タケオ②

「アイス食べる?」


会えば会話をするのが当たり前になったある日、彼女にそう聞かれて俺は食べたいと答えた。一緒にアリの行列を眺めたあの日に家に帰ってから母さんにそれとなく彼女のことを聞くと彼女は関東の大学に通っていて夏休みの間帰省して来ているのだと分かった。関東の大学。だからあまり訛っていないんだ。越してきて初めてまともに会話ができて、呼吸が楽になった理由が分かった気がする。もうどうでもいいと思っていたのに、両親以外と会話をしない生活は自分で思っていた以上に息苦しかったのだ。それに、来年関東の大学を受験すればここを出ていくことができると気付けた。希望が持てた。

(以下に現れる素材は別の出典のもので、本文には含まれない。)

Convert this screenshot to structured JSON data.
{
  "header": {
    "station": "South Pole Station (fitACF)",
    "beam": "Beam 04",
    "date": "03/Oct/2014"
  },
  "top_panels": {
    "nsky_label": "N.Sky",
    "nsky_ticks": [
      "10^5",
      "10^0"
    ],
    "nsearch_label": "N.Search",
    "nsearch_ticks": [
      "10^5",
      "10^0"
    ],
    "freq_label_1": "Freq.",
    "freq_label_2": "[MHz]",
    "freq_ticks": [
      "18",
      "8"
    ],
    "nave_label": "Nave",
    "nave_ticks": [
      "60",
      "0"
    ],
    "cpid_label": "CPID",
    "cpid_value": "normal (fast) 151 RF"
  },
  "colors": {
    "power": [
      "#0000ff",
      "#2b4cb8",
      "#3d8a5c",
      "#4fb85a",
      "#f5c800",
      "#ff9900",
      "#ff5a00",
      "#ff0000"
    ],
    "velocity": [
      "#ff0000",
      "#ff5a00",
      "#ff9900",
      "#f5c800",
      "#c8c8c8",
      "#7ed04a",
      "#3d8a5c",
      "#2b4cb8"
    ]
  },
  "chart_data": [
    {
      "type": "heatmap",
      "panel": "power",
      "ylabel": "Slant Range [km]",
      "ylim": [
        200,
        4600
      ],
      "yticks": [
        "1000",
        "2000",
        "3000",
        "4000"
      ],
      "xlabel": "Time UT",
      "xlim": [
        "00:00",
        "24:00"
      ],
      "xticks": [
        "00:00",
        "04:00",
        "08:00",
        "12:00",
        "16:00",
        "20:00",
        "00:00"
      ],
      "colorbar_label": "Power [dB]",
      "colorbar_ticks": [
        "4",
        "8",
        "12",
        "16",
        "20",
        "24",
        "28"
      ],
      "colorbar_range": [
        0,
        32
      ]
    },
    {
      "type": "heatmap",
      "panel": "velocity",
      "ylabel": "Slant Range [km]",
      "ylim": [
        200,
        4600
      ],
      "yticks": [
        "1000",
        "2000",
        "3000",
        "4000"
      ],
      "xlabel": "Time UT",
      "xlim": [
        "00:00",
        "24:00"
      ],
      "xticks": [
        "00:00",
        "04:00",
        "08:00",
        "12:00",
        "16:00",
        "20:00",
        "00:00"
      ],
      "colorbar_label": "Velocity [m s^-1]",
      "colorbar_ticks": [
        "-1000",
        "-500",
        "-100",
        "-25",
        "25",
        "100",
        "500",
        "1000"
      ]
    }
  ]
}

彼女とはたいした会話はしていないが家が近所なのと俺の学校が夏休みになったこともあって顔を合わせる頻度は高く、気安く会話できるようになるには時間はかからなかった。なんとなく考えていることも分かるようになってきた。今だって、俺をもてなすためにアイスを勧めてくれたのではなく自分が食べたいからそう言って食べる理由を作ったのだろう。彼女はとても暑がりだったのだ。夕方に庭にいることが多いのは少しは涼しい風が吹くことを期待してだ。彼女の部屋は2階で、屋根瓦が陽射しで熱をもっていつまでも部屋の中が暑いから、夏場は1階の茶の間で寝るのだと話していた。


「どうぞ」


アイスを俺に渡した彼女は玄関前の階段に座ってアイスの包装を破いていた。俺も彼女の一段下に腰掛けて包装を破く。包装の袋についた下がパラパラと落ちてサンダルを履いた足の甲を冷やした。


心地よい時間が過ぎていく。俺にとって彼女が帰省してくる長期休暇の期間だけがここで過ごす楽しみのじかんとなった。


この土地で2年間を過ごした時はとてもつもなく長い時間に感じたが今になって思い返すと一瞬のできごとだったようにも思う。俺は関東の大学を受験して希望通り引越し前に住んでいた地域に戻った。良く知った土地。同じ大学に進学した元同級生。俺を笑うやつはいなかったしすごく居心地が良かった。生き返ったような心地だった。